Computation scales approximately as:

  • per outer iteration: O(NP + sum_i s_i^3) (~O(NP + P*b^2) for near-uniform blocks)
  • with JWAS outer-loop rescaling (m ~ L/b): O(LP(N/b + b))

So fast_blocks can substantially reduce arithmetic relative to original BayesC, while adding mainly the S term for XpRinvX.
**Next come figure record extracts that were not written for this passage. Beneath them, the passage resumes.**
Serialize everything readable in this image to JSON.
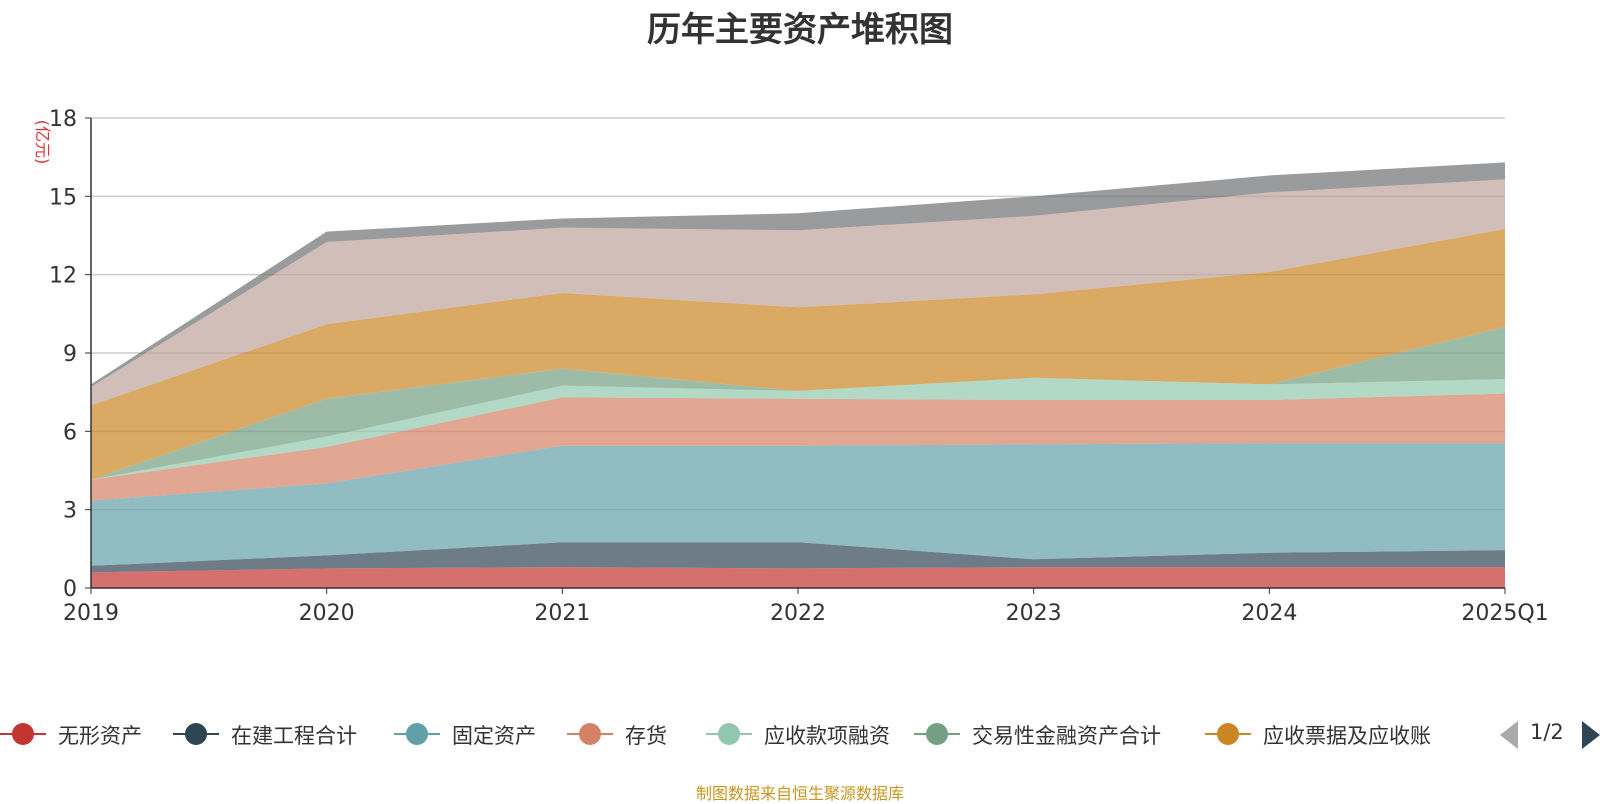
{
  "title": "历年主要资产堆积图",
  "source_note": "制图数据来自恒生聚源数据库",
  "legend_pager": "1/2",
  "chart_data": {
    "type": "area",
    "stacked": true,
    "ylabel": "(亿元)",
    "ylim": [
      0,
      18
    ],
    "yticks": [
      0,
      3,
      6,
      9,
      12,
      15,
      18
    ],
    "grid": true,
    "categories": [
      "2019",
      "2020",
      "2021",
      "2022",
      "2023",
      "2024",
      "2025Q1"
    ],
    "series": [
      {
        "name": "无形资产",
        "color": "#c23531",
        "values": [
          0.6,
          0.75,
          0.8,
          0.75,
          0.8,
          0.8,
          0.8
        ]
      },
      {
        "name": "在建工程合计",
        "color": "#2f4554",
        "values": [
          0.25,
          0.5,
          0.95,
          1.0,
          0.3,
          0.55,
          0.65
        ]
      },
      {
        "name": "固定资产",
        "color": "#61a0a8",
        "values": [
          2.5,
          2.75,
          3.7,
          3.7,
          4.4,
          4.2,
          4.1
        ]
      },
      {
        "name": "存货",
        "color": "#d48265",
        "values": [
          0.8,
          1.4,
          1.85,
          1.8,
          1.7,
          1.65,
          1.9
        ]
      },
      {
        "name": "应收款项融资",
        "color": "#91c7ae",
        "values": [
          0.0,
          0.4,
          0.45,
          0.3,
          0.85,
          0.6,
          0.55
        ]
      },
      {
        "name": "交易性金融资产合计",
        "color": "#749f83",
        "values": [
          0.0,
          1.45,
          0.65,
          0.0,
          0.0,
          0.0,
          2.0
        ]
      },
      {
        "name": "应收票据及应收账",
        "color": "#ca8622",
        "values": [
          2.85,
          2.85,
          2.9,
          3.2,
          3.2,
          4.3,
          3.75
        ]
      },
      {
        "name": "",
        "color": "#bda29a",
        "values": [
          0.7,
          3.15,
          2.5,
          2.95,
          3.0,
          3.05,
          1.9
        ]
      },
      {
        "name": "",
        "color": "#6e7074",
        "values": [
          0.1,
          0.4,
          0.35,
          0.65,
          0.75,
          0.65,
          0.65
        ]
      }
    ],
    "legend_position": "bottom"
  }
}
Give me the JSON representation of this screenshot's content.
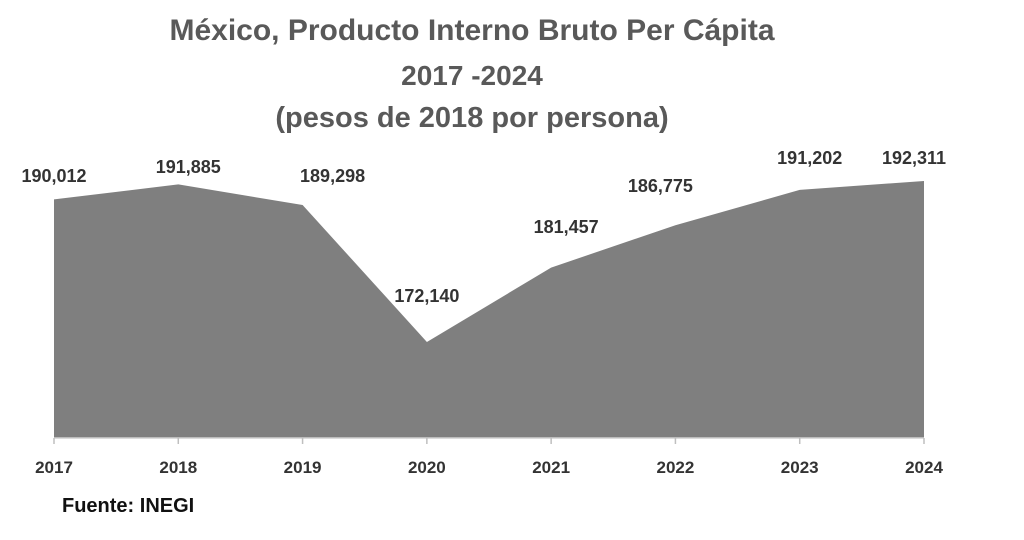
{
  "chart_data": {
    "type": "area",
    "title": "México, Producto Interno Bruto Per Cápita",
    "subtitle": "2017 -2024",
    "subtitle2": "(pesos de 2018 por persona)",
    "categories": [
      "2017",
      "2018",
      "2019",
      "2020",
      "2021",
      "2022",
      "2023",
      "2024"
    ],
    "values": [
      190012,
      191885,
      189298,
      172140,
      181457,
      186775,
      191202,
      192311
    ],
    "value_labels": [
      "190,012",
      "191,885",
      "189,298",
      "172,140",
      "181,457",
      "186,775",
      "191,202",
      "192,311"
    ],
    "ylim": [
      160000,
      193000
    ],
    "grid": false,
    "legend": "none",
    "fill_color": "#7f7f7f",
    "source": "Fuente: INEGI"
  }
}
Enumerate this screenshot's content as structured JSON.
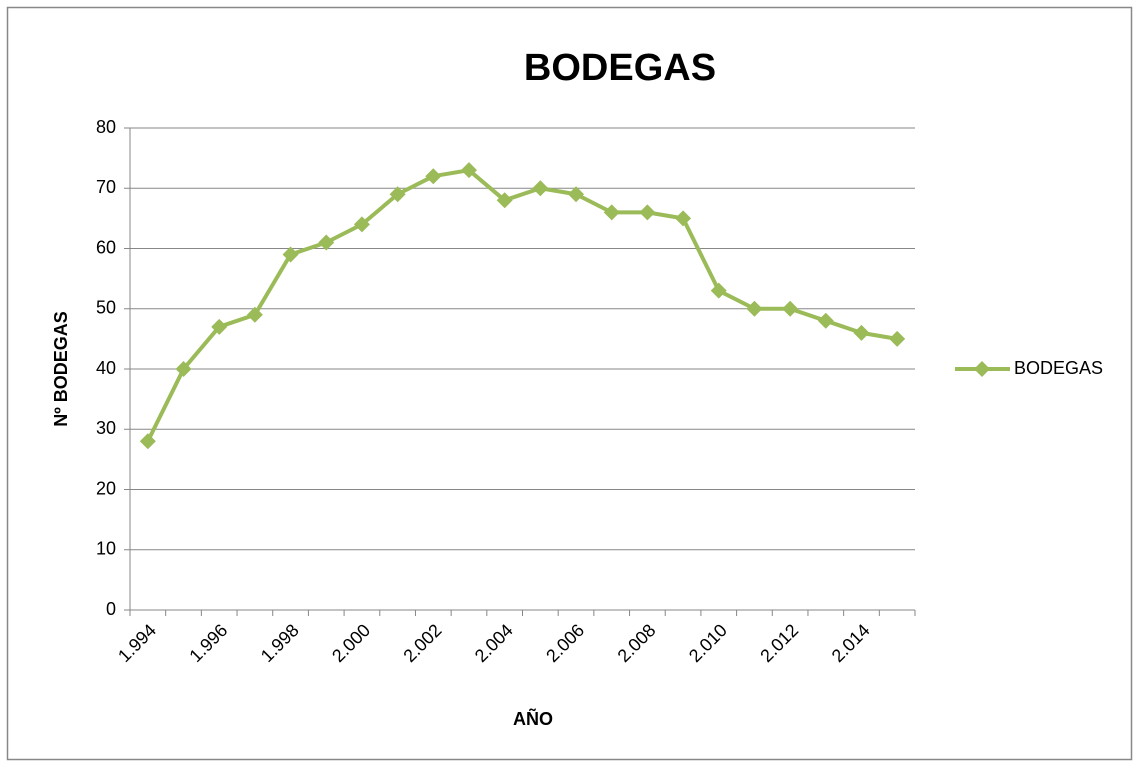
{
  "chart_data": {
    "type": "line",
    "title": "BODEGAS",
    "x_label": "AÑO",
    "y_label": "Nº BODEGAS",
    "categories": [
      "1.994",
      null,
      "1.996",
      null,
      "1.998",
      null,
      "2.000",
      null,
      "2.002",
      null,
      "2.004",
      null,
      "2.006",
      null,
      "2.008",
      null,
      "2.010",
      null,
      "2.012",
      null,
      "2.014",
      null
    ],
    "series": [
      {
        "name": "BODEGAS",
        "color": "#9bbb59",
        "values": [
          28,
          40,
          47,
          49,
          59,
          61,
          64,
          69,
          72,
          73,
          68,
          70,
          69,
          66,
          66,
          65,
          53,
          50,
          50,
          48,
          46,
          45
        ]
      }
    ],
    "ylim": [
      0,
      80
    ],
    "yticks": [
      0,
      10,
      20,
      30,
      40,
      50,
      60,
      70,
      80
    ],
    "grid": true,
    "legend": "right"
  }
}
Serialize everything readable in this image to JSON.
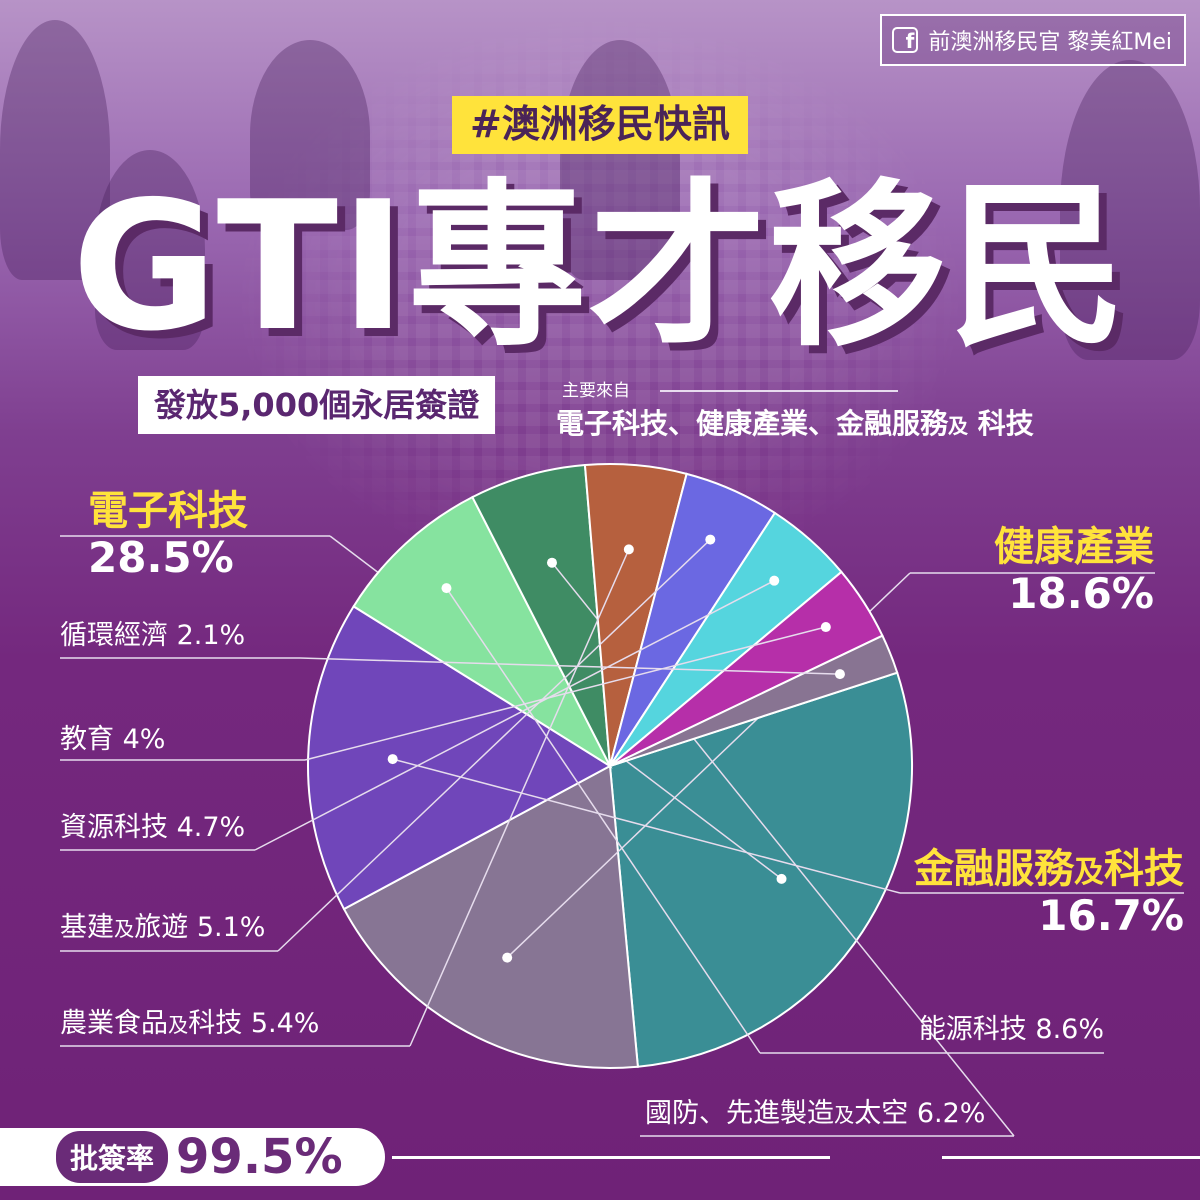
{
  "header": {
    "fb_name": "前澳洲移民官 黎美紅Mei",
    "hashtag": "#澳洲移民快訊",
    "title": "GTI專才移民",
    "visa_text": "發放5,000個永居簽證",
    "source_label": "主要來自",
    "source_list": {
      "part1": "電子科技、健康產業、金融服務",
      "and": "及",
      "part2": "科技"
    }
  },
  "approval": {
    "label": "批簽率",
    "rate": "99.5%"
  },
  "colors": {
    "accent": "#ffe33b",
    "brand_purple": "#6a2b78"
  },
  "chart_data": {
    "type": "pie",
    "title": "",
    "slices": [
      {
        "label": "電子科技",
        "value": 28.5,
        "display": "28.5%",
        "color": "#3a8e95"
      },
      {
        "label": "健康產業",
        "value": 18.6,
        "display": "18.6%",
        "color": "#877594"
      },
      {
        "label": "金融服務及科技",
        "value": 16.7,
        "display": "16.7%",
        "color": "#7046ba"
      },
      {
        "label": "能源科技",
        "value": 8.6,
        "display": "8.6%",
        "color": "#86e39f"
      },
      {
        "label": "國防、先進製造及太空",
        "value": 6.2,
        "display": "6.2%",
        "color": "#3f8c64"
      },
      {
        "label": "農業食品及科技",
        "value": 5.4,
        "display": "5.4%",
        "color": "#b6603e"
      },
      {
        "label": "基建及旅遊",
        "value": 5.1,
        "display": "5.1%",
        "color": "#6b68e2"
      },
      {
        "label": "資源科技",
        "value": 4.7,
        "display": "4.7%",
        "color": "#55d5de"
      },
      {
        "label": "教育",
        "value": 4,
        "display": "4%",
        "color": "#b62fa9"
      },
      {
        "label": "循環經濟",
        "value": 2.1,
        "display": "2.1%",
        "color": "#887492"
      }
    ],
    "legend": "none",
    "grid": false
  }
}
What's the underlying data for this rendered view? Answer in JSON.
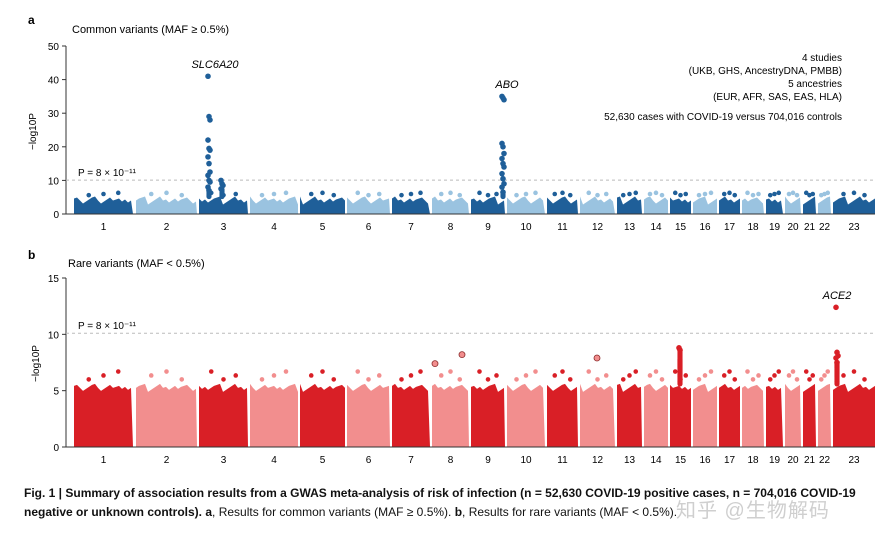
{
  "chart_data": [
    {
      "type": "scatter",
      "panel_letter": "a",
      "title": "Common variants (MAF ≥ 0.5%)",
      "ylabel": "−log10P",
      "ylim": [
        0,
        50
      ],
      "yticks": [
        0,
        10,
        20,
        30,
        40,
        50
      ],
      "threshold_label": "P = 8 × 10⁻¹¹",
      "threshold": 10.1,
      "baseline_max": 5.2,
      "colors": [
        "#1f5f99",
        "#9ac3e0"
      ],
      "chromosomes": [
        "1",
        "2",
        "3",
        "4",
        "5",
        "6",
        "7",
        "8",
        "9",
        "10",
        "11",
        "12",
        "13",
        "14",
        "15",
        "16",
        "17",
        "18",
        "19",
        "20",
        "21",
        "22",
        "23"
      ],
      "peaks": [
        {
          "chrom": "3",
          "label": "SLC6A20",
          "values": [
            41,
            29,
            28,
            22,
            19.5,
            19,
            17,
            15,
            12.5,
            11.5,
            10,
            9.5,
            8,
            7
          ]
        },
        {
          "chrom": "3b",
          "label": "",
          "values": [
            10,
            9,
            8.5,
            7.5
          ]
        },
        {
          "chrom": "9",
          "label": "ABO",
          "values": [
            35,
            34.5,
            34,
            21,
            20,
            18,
            16.5,
            15,
            14,
            12,
            10.5,
            9,
            8,
            6.5
          ]
        }
      ],
      "info_lines": [
        "4 studies",
        "(UKB, GHS, AncestryDNA, PMBB)",
        "5 ancestries",
        "(EUR, AFR, SAS, EAS, HLA)",
        "52,630 cases with COVID-19 versus 704,016 controls"
      ]
    },
    {
      "type": "scatter",
      "panel_letter": "b",
      "title": "Rare variants (MAF < 0.5%)",
      "ylabel": "−log10P",
      "ylim": [
        0,
        15
      ],
      "yticks": [
        0,
        5,
        10,
        15
      ],
      "threshold_label": "P = 8 × 10⁻¹¹",
      "threshold": 10.1,
      "baseline_max": 5.6,
      "colors": [
        "#d91f26",
        "#f28e8e"
      ],
      "chromosomes": [
        "1",
        "2",
        "3",
        "4",
        "5",
        "6",
        "7",
        "8",
        "9",
        "10",
        "11",
        "12",
        "13",
        "14",
        "15",
        "16",
        "17",
        "18",
        "19",
        "20",
        "21",
        "22",
        "23"
      ],
      "peaks": [
        {
          "chrom": "23",
          "label": "ACE2",
          "values": [
            12.4,
            8.4,
            8.1,
            7.9,
            7.5
          ]
        },
        {
          "chrom": "15",
          "label": "",
          "values": [
            8.8,
            8.6
          ]
        }
      ],
      "outlined_points": [
        {
          "chrom": "8",
          "value": 7.4
        },
        {
          "chrom": "8",
          "value": 8.2
        },
        {
          "chrom": "12",
          "value": 7.9
        }
      ]
    }
  ],
  "caption": {
    "fig_label": "Fig. 1 | ",
    "bold_text": "Summary of association results from a GWAS meta-analysis of risk of infection (n = 52,630 COVID-19 positive cases, n = 704,016 COVID-19 negative or unknown controls). ",
    "a_label": "a",
    "a_text": ", Results for common variants (MAF ≥ 0.5%). ",
    "b_label": "b",
    "b_text": ", Results for rare variants (MAF < 0.5%)."
  },
  "watermark": "知乎 @生物解码"
}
What To Watch for fast_blocks

  1. Block-size tradeoff:
    • smaller b: less memory, weaker speedup
    • larger b: higher XpRinvX memory and heavier precompute
  2. Effective iteration accounting:
    • compare runs by effective updates, not only reported outer iterations
  3. Final short block:
    • last block gets fewer inner repeats because nreps = block_size per block
  4. Startup/precompute cost:
    • XpRinvX build can dominate startup on very large N,P
  5. Multi-trait specifics:
    • current multi-trait block mode behavior differs from the full non-block sampler dispatcher
  6. Numerical reproducibility:
    • equivalent algebraic refactors may change floating-point roundoff (especially Float32)
  7. Weighting caveat:
    • block XRinvArray is no longer persisted, but non-unit weighted non-block xRinvArray remains a separate optimization topic

Speed and I/O Considerations

Original BayesC still has O(LNP) compute scaling regardless of representation. Representation changes mostly affect:

  • feasible RAM footprint
  • disk footprint
  • I/O volume per marker sweep

For out-of-core paths, each iteration needs at least one full marker sweep. Thus, reducing per-sweep data size (e.g., dense vs 2-bit packed) directly reduces I/O pressure.

I/O lower-bound model

Ignoring compute and decode for a lower bound:

  • T_io_per_iter >= Bytes_per_sweep / B_io
  • T_io_total >= L * Bytes_per_sweep / B_io

For the worked example (Float32 dense vs 2-bit packed):

  • dense sweep bytes: ~4,000 GB
  • packed sweep bytes: ~250 GB

If B_io = 3 GB/s:

Storage formI/O lower bound per iteration
Dense Float32~22.2 min
2-bit packed~1.39 min

At L=1000 iterations (I/O lower bound only):

Storage formI/O lower bound total
Dense Float32~15.4 days
2-bit packed~23.1 hours

These are lower bounds; actual wall time is higher once decode and BayesC compute are included.

Side-by-Side Summary

ApproachRAM feasibility at 500k x 2MDisk footprintI/O pressureEngineering effort
Dense in-memoryvery poorlow (if already in RAM source)lowlow
Dense out-of-core (mmap)goodvery high (~4 TB, Float32)very highlow
Native 2-bit packedgoodmoderate (~250 GB payload)much lowerhigh
External compact adaptergoodformat-dependent (often compact)lower than densemedium-high

Validation Details Needed for Large-Data Streaming

For any out-of-core backend, validate:

  1. numerical equivalence vs dense baseline on small/medium data (α, δ, yCorr traces),
  2. missing/imputation and centering consistency,
  3. deterministic behavior with fixed RNG seed,
  4. chunk-size invariance (same results for different c within FP tolerance),
  5. sustained throughput and memory caps under long chains.

Practical Takeaways

  1. At N=500k, P=2M, original BayesC dense in RAM is not practical on typical hardware.
  2. Out-of-core dense storage improves RAM feasibility but remains very heavy in disk/I/O.
  3. A compact backend (native bit-packed or external compact format) is the practical direction for large-scale original BayesC.
  4. Even with compact storage, runtime remains fundamentally O(LNP); representation helps feasibility, not asymptotic compute.